The ruling was a swift, merciless decapitation.
Divorce: Granted immediately. The colonial house, the retirement portfolios, the liquid assets: Retained solely by me. Ethan was granted nothing but his leased vehicle—and the burden of its monthly payments.
“Additionally,” the judge hammered his final nail, “as the petitioner subsidized the respondent’s professional certifications during the marriage, Mr. Jensen is hereby ordered to remit six months of compensatory alimony to Ms. Jensen. Five hundred dollars monthly.”

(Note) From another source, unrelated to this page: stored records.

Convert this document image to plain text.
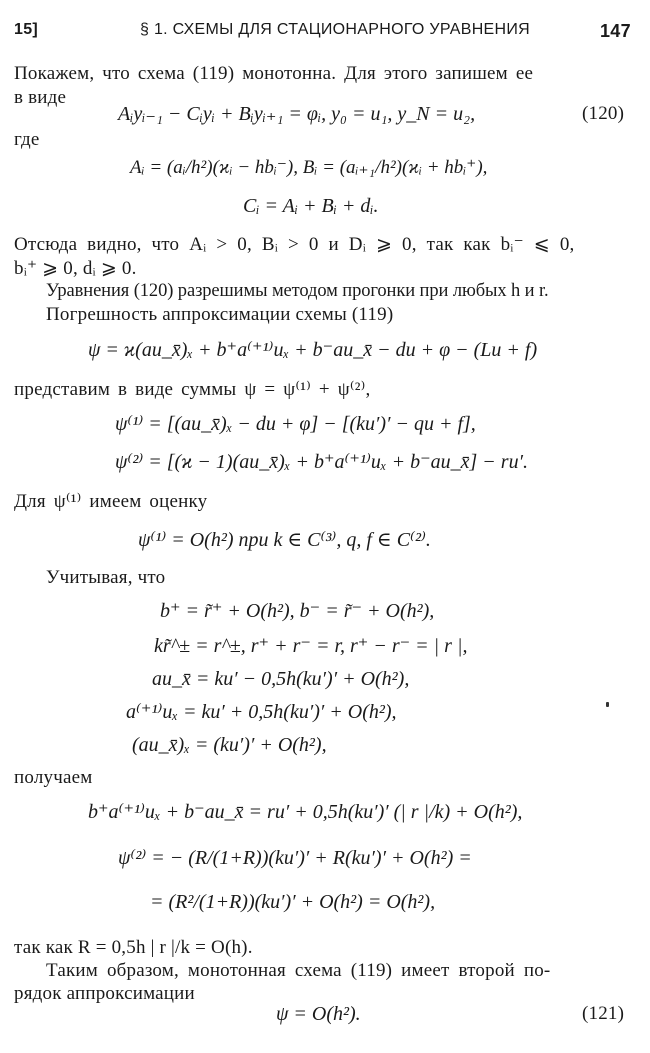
15]	§ 1. СХЕМЫ ДЛЯ СТАЦИОНАРНОГО УРАВНЕНИЯ	147
Покажем, что схема (119) монотонна. Для этого запишем ее
в виде
Aᵢyᵢ₋₁ − Cᵢyᵢ + Bᵢyᵢ₊₁ = φᵢ, y₀ = u₁, y_N = u₂,	(120)
где
Aᵢ = (aᵢ/h²)(ϰᵢ − hbᵢ⁻), Bᵢ = (aᵢ₊₁/h²)(ϰᵢ + hbᵢ⁺),
Cᵢ = Aᵢ + Bᵢ + dᵢ.
Отсюда видно, что Aᵢ > 0, Bᵢ > 0 и Dᵢ ⩾ 0, так как bᵢ⁻ ⩽ 0,
bᵢ⁺ ⩾ 0, dᵢ ⩾ 0.
Уравнения (120) разрешимы методом прогонки при любых h и r.
Погрешность аппроксимации схемы (119)
ψ = ϰ(au_x̄)ₓ + b⁺a⁽⁺¹⁾uₓ + b⁻au_x̄ − du + φ − (Lu + f)
представим в виде суммы ψ = ψ⁽¹⁾ + ψ⁽²⁾,
ψ⁽¹⁾ = [(au_x̄)ₓ − du + φ] − [(ku′)′ − qu + f],
ψ⁽²⁾ = [(ϰ − 1)(au_x̄)ₓ + b⁺a⁽⁺¹⁾uₓ + b⁻au_x̄] − ru′.
Для ψ⁽¹⁾ имеем оценку
ψ⁽¹⁾ = O(h²) при k ∈ C⁽³⁾, q, f ∈ C⁽²⁾.
Учитывая, что
b⁺ = r̃⁺ + O(h²), b⁻ = r̃⁻ + O(h²),
kr̃^± = r^±, r⁺ + r⁻ = r, r⁺ − r⁻ = | r |,
au_x̄ = ku′ − 0,5h(ku′)′ + O(h²),
a⁽⁺¹⁾uₓ = ku′ + 0,5h(ku′)′ + O(h²),
(au_x̄)ₓ = (ku′)′ + O(h²),
получаем
b⁺a⁽⁺¹⁾uₓ + b⁻au_x̄ = ru′ + 0,5h(ku′)′ (| r |/k) + O(h²),
ψ⁽²⁾ = − (R/(1+R))(ku′)′ + R(ku′)′ + O(h²) =
= (R²/(1+R))(ku′)′ + O(h²) = O(h²),
так как R = 0,5h | r |/k = O(h).
Таким образом, монотонная схема (119) имеет второй по-
рядок аппроксимации
ψ = O(h²).	(121)
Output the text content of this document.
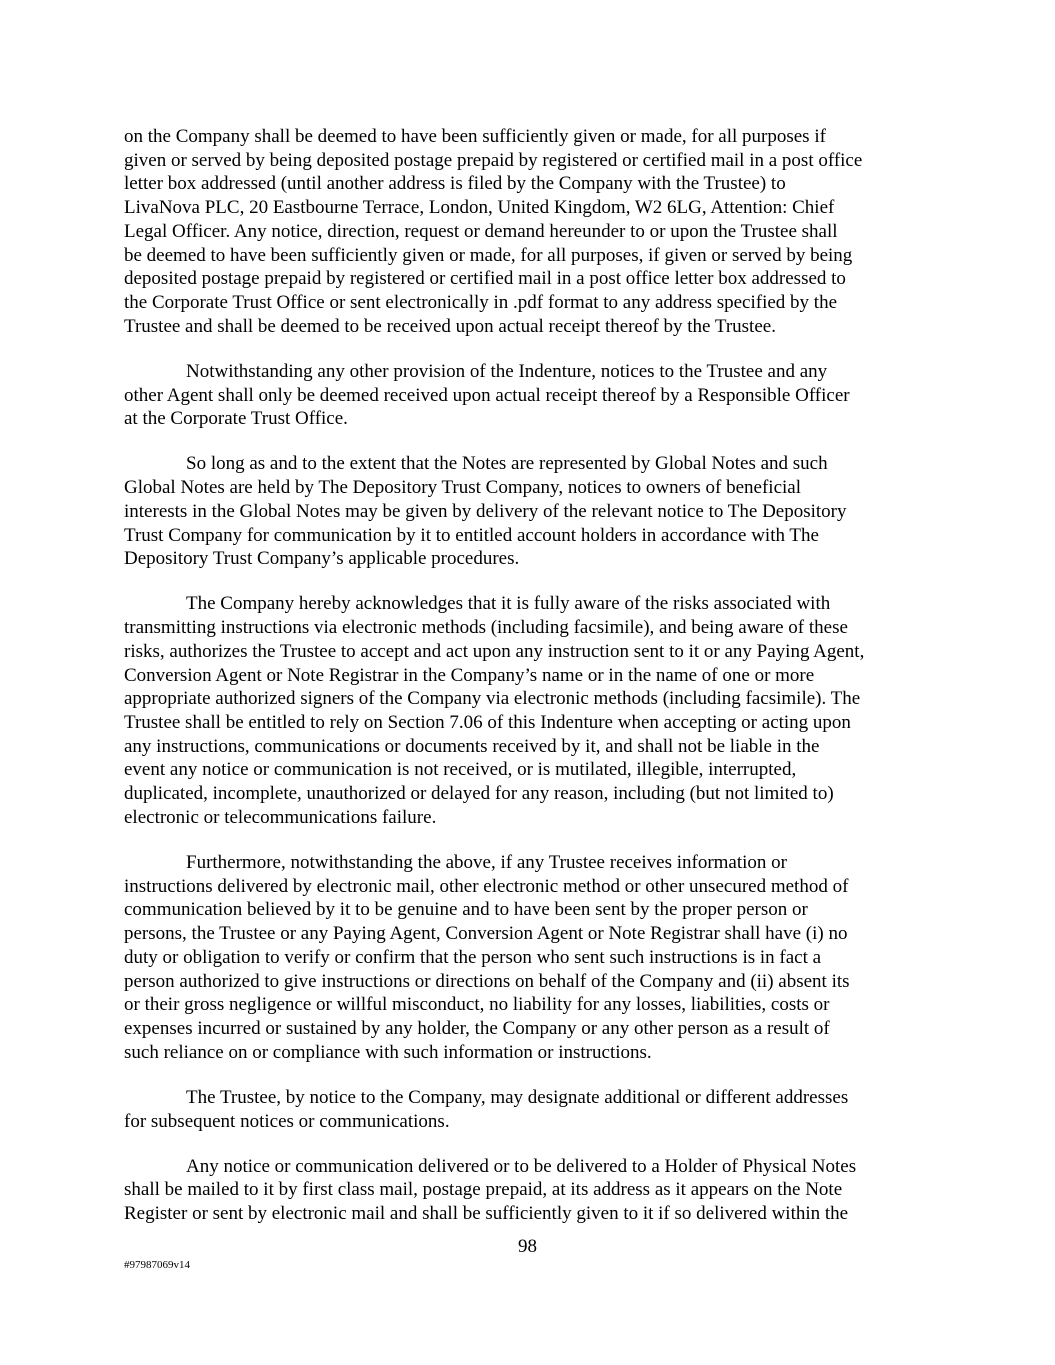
on the Company shall be deemed to have been sufficiently given or made, for all purposes if
given or served by being deposited postage prepaid by registered or certified mail in a post office
letter box addressed (until another address is filed by the Company with the Trustee) to
LivaNova PLC, 20 Eastbourne Terrace, London, United Kingdom, W2 6LG, Attention: Chief
Legal Officer. Any notice, direction, request or demand hereunder to or upon the Trustee shall
be deemed to have been sufficiently given or made, for all purposes, if given or served by being
deposited postage prepaid by registered or certified mail in a post office letter box addressed to
the Corporate Trust Office or sent electronically in .pdf format to any address specified by the
Trustee and shall be deemed to be received upon actual receipt thereof by the Trustee.
Notwithstanding any other provision of the Indenture, notices to the Trustee and any
other Agent shall only be deemed received upon actual receipt thereof by a Responsible Officer
at the Corporate Trust Office.
So long as and to the extent that the Notes are represented by Global Notes and such
Global Notes are held by The Depository Trust Company, notices to owners of beneficial
interests in the Global Notes may be given by delivery of the relevant notice to The Depository
Trust Company for communication by it to entitled account holders in accordance with The
Depository Trust Company’s applicable procedures.
The Company hereby acknowledges that it is fully aware of the risks associated with
transmitting instructions via electronic methods (including facsimile), and being aware of these
risks, authorizes the Trustee to accept and act upon any instruction sent to it or any Paying Agent,
Conversion Agent or Note Registrar in the Company’s name or in the name of one or more
appropriate authorized signers of the Company via electronic methods (including facsimile). The
Trustee shall be entitled to rely on Section 7.06 of this Indenture when accepting or acting upon
any instructions, communications or documents received by it, and shall not be liable in the
event any notice or communication is not received, or is mutilated, illegible, interrupted,
duplicated, incomplete, unauthorized or delayed for any reason, including (but not limited to)
electronic or telecommunications failure.
Furthermore, notwithstanding the above, if any Trustee receives information or
instructions delivered by electronic mail, other electronic method or other unsecured method of
communication believed by it to be genuine and to have been sent by the proper person or
persons, the Trustee or any Paying Agent, Conversion Agent or Note Registrar shall have (i) no
duty or obligation to verify or confirm that the person who sent such instructions is in fact a
person authorized to give instructions or directions on behalf of the Company and (ii) absent its
or their gross negligence or willful misconduct, no liability for any losses, liabilities, costs or
expenses incurred or sustained by any holder, the Company or any other person as a result of
such reliance on or compliance with such information or instructions.
The Trustee, by notice to the Company, may designate additional or different addresses
for subsequent notices or communications.
Any notice or communication delivered or to be delivered to a Holder of Physical Notes
shall be mailed to it by first class mail, postage prepaid, at its address as it appears on the Note
Register or sent by electronic mail and shall be sufficiently given to it if so delivered within the
98
#97987069v14
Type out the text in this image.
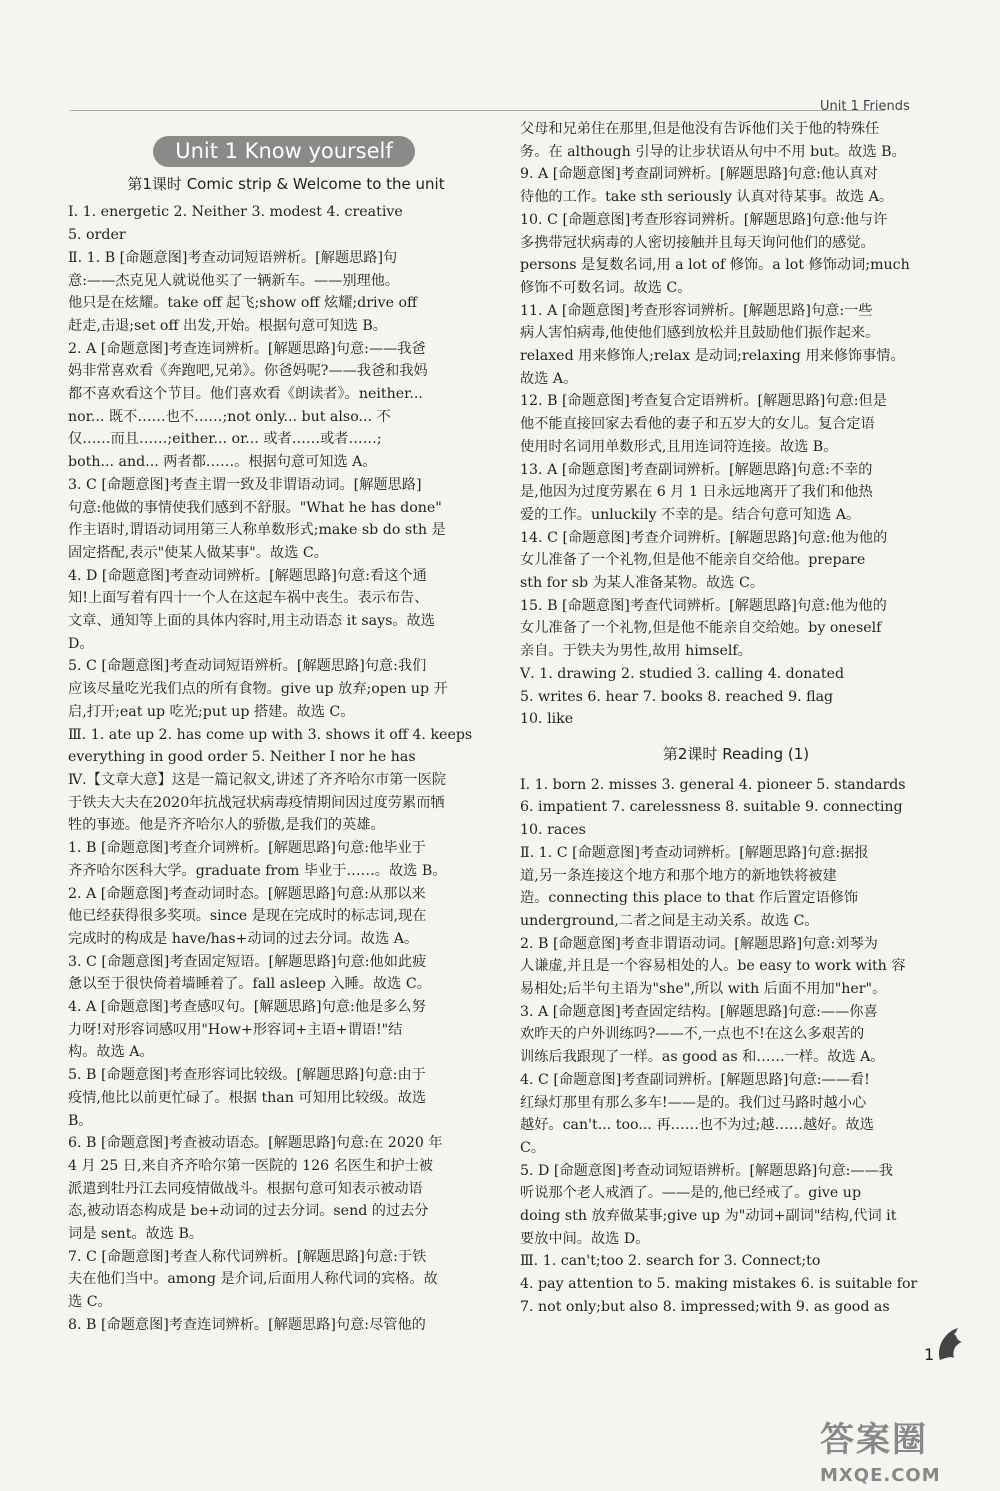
Unit 1 Friends
Unit 1 Know yourself
第1课时 Comic strip & Welcome to the unit
Ⅰ. 1. energetic 2. Neither 3. modest 4. creative
5. order
Ⅱ. 1. B [命题意图]考查动词短语辨析。[解题思路]句
意:——杰克见人就说他买了一辆新车。——别理他。
他只是在炫耀。take off 起飞;show off 炫耀;drive off
赶走,击退;set off 出发,开始。根据句意可知选 B。
2. A [命题意图]考查连词辨析。[解题思路]句意:——我爸
妈非常喜欢看《奔跑吧,兄弟》。你爸妈呢?——我爸和我妈
都不喜欢看这个节目。他们喜欢看《朗读者》。neither...
nor... 既不……也不……;not only... but also... 不
仅……而且……;either... or... 或者……或者……;
both... and... 两者都……。根据句意可知选 A。
3. C [命题意图]考查主谓一致及非谓语动词。[解题思路]
句意:他做的事情使我们感到不舒服。"What he has done"
作主语时,谓语动词用第三人称单数形式;make sb do sth 是
固定搭配,表示"使某人做某事"。故选 C。
4. D [命题意图]考查动词辨析。[解题思路]句意:看这个通
知!上面写着有四十一个人在这起车祸中丧生。表示布告、
文章、通知等上面的具体内容时,用主动语态 it says。故选
D。
5. C [命题意图]考查动词短语辨析。[解题思路]句意:我们
应该尽量吃光我们点的所有食物。give up 放弃;open up 开
启,打开;eat up 吃光;put up 搭建。故选 C。
Ⅲ. 1. ate up 2. has come up with 3. shows it off 4. keeps
everything in good order 5. Neither I nor he has
Ⅳ.【文章大意】这是一篇记叙文,讲述了齐齐哈尔市第一医院
于铁夫大夫在2020年抗战冠状病毒疫情期间因过度劳累而牺
牲的事迹。他是齐齐哈尔人的骄傲,是我们的英雄。
1. B [命题意图]考查介词辨析。[解题思路]句意:他毕业于
齐齐哈尔医科大学。graduate from 毕业于……。故选 B。
2. A [命题意图]考查动词时态。[解题思路]句意:从那以来
他已经获得很多奖项。since 是现在完成时的标志词,现在
完成时的构成是 have/has+动词的过去分词。故选 A。
3. C [命题意图]考查固定短语。[解题思路]句意:他如此疲
惫以至于很快倚着墙睡着了。fall asleep 入睡。故选 C。
4. A [命题意图]考查感叹句。[解题思路]句意:他是多么努
力呀!对形容词感叹用"How+形容词+主语+谓语!"结
构。故选 A。
5. B [命题意图]考查形容词比较级。[解题思路]句意:由于
疫情,他比以前更忙碌了。根据 than 可知用比较级。故选
B。
6. B [命题意图]考查被动语态。[解题思路]句意:在 2020 年
4 月 25 日,来自齐齐哈尔第一医院的 126 名医生和护士被
派遣到牡丹江去同疫情做战斗。根据句意可知表示被动语
态,被动语态构成是 be+动词的过去分词。send 的过去分
词是 sent。故选 B。
7. C [命题意图]考查人称代词辨析。[解题思路]句意:于铁
夫在他们当中。among 是介词,后面用人称代词的宾格。故
选 C。
8. B [命题意图]考查连词辨析。[解题思路]句意:尽管他的
父母和兄弟住在那里,但是他没有告诉他们关于他的特殊任
务。在 although 引导的让步状语从句中不用 but。故选 B。
9. A [命题意图]考查副词辨析。[解题思路]句意:他认真对
待他的工作。take sth seriously 认真对待某事。故选 A。
10. C [命题意图]考查形容词辨析。[解题思路]句意:他与许
多携带冠状病毒的人密切接触并且每天询问他们的感觉。
persons 是复数名词,用 a lot of 修饰。a lot 修饰动词;much
修饰不可数名词。故选 C。
11. A [命题意图]考查形容词辨析。[解题思路]句意:一些
病人害怕病毒,他使他们感到放松并且鼓励他们振作起来。
relaxed 用来修饰人;relax 是动词;relaxing 用来修饰事情。
故选 A。
12. B [命题意图]考查复合定语辨析。[解题思路]句意:但是
他不能直接回家去看他的妻子和五岁大的女儿。复合定语
使用时名词用单数形式,且用连词符连接。故选 B。
13. A [命题意图]考查副词辨析。[解题思路]句意:不幸的
是,他因为过度劳累在 6 月 1 日永远地离开了我们和他热
爱的工作。unluckily 不幸的是。结合句意可知选 A。
14. C [命题意图]考查介词辨析。[解题思路]句意:他为他的
女儿准备了一个礼物,但是他不能亲自交给他。prepare
sth for sb 为某人准备某物。故选 C。
15. B [命题意图]考查代词辨析。[解题思路]句意:他为他的
女儿准备了一个礼物,但是他不能亲自交给她。by oneself
亲自。于铁夫为男性,故用 himself。
Ⅴ. 1. drawing 2. studied 3. calling 4. donated
5. writes 6. hear 7. books 8. reached 9. flag
10. like
第2课时 Reading (1)
Ⅰ. 1. born 2. misses 3. general 4. pioneer 5. standards
6. impatient 7. carelessness 8. suitable 9. connecting
10. races
Ⅱ. 1. C [命题意图]考查动词辨析。[解题思路]句意:据报
道,另一条连接这个地方和那个地方的新地铁将被建
造。connecting this place to that 作后置定语修饰
underground,二者之间是主动关系。故选 C。
2. B [命题意图]考查非谓语动词。[解题思路]句意:刘琴为
人谦虚,并且是一个容易相处的人。be easy to work with 容
易相处;后半句主语为"she",所以 with 后面不用加"her"。
3. A [命题意图]考查固定结构。[解题思路]句意:——你喜
欢昨天的户外训练吗?——不,一点也不!在这么多艰苦的
训练后我跟现了一样。as good as 和……一样。故选 A。
4. C [命题意图]考查副词辨析。[解题思路]句意:——看!
红绿灯那里有那么多车!——是的。我们过马路时越小心
越好。can't... too... 再……也不为过;越……越好。故选
C。
5. D [命题意图]考查动词短语辨析。[解题思路]句意:——我
听说那个老人戒酒了。——是的,他已经戒了。give up
doing sth 放弃做某事;give up 为"动词+副词"结构,代词 it
要放中间。故选 D。
Ⅲ. 1. can't;too 2. search for 3. Connect;to
4. pay attention to 5. making mistakes 6. is suitable for
7. not only;but also 8. impressed;with 9. as good as
1
答案圈
MXQE.COM
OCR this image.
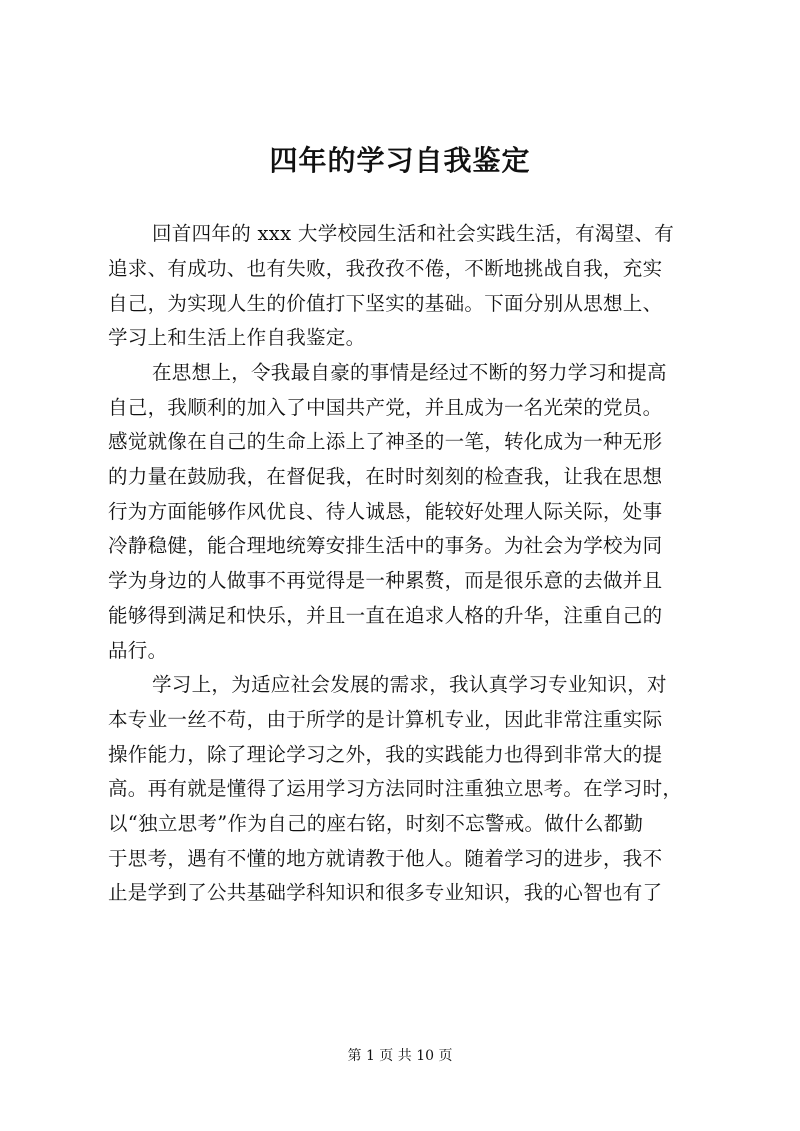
四年的学习自我鉴定
回首四年的 xxx 大学校园生活和社会实践生活，有渴望、有
追求、有成功、也有失败，我孜孜不倦，不断地挑战自我，充实
自己，为实现人生的价值打下坚实的基础。下面分别从思想上、
学习上和生活上作自我鉴定。
在思想上，令我最自豪的事情是经过不断的努力学习和提高
自己，我顺利的加入了中国共产党，并且成为一名光荣的党员。
感觉就像在自己的生命上添上了神圣的一笔，转化成为一种无形
的力量在鼓励我，在督促我，在时时刻刻的检查我，让我在思想
行为方面能够作风优良、待人诚恳，能较好处理人际关际，处事
冷静稳健，能合理地统筹安排生活中的事务。为社会为学校为同
学为身边的人做事不再觉得是一种累赘，而是很乐意的去做并且
能够得到满足和快乐，并且一直在追求人格的升华，注重自己的
品行。
学习上，为适应社会发展的需求，我认真学习专业知识，对
本专业一丝不苟，由于所学的是计算机专业，因此非常注重实际
操作能力，除了理论学习之外，我的实践能力也得到非常大的提
高。再有就是懂得了运用学习方法同时注重独立思考。在学习时，
以“独立思考”作为自己的座右铭，时刻不忘警戒。做什么都勤
于思考，遇有不懂的地方就请教于他人。随着学习的进步，我不
止是学到了公共基础学科知识和很多专业知识，我的心智也有了
第 1 页 共 10 页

It wasn’t about the money. I didn’t need his scraps. It was the principle quantified into a legal decree. The gavel cracked against the sounding block. The echo signaled the end of the world Ethan thought he controlled.
The eruption occurred the moment we breached the exterior courthouse steps. The oppressive summer heat hit us just as Margaret’s fragile composure shattered.
“You absolute vulture!” Margaret shrieked, her voice echoing across the concrete plaza, turning the heads of passing pedestrians. “You financially raped my son!”
Sarah, Rebecca’s mother, who had inexplicably lurked near the fountain gripping an iced macchiato, surged forward. “Your son is a parasite who ruined my daughter’s reputation!” she screamed back.
Lily, driven by a cocktail of blind loyalty and sheer stupidity, lunged. She hurled her half-empty iced coffee directly at Sarah’s face.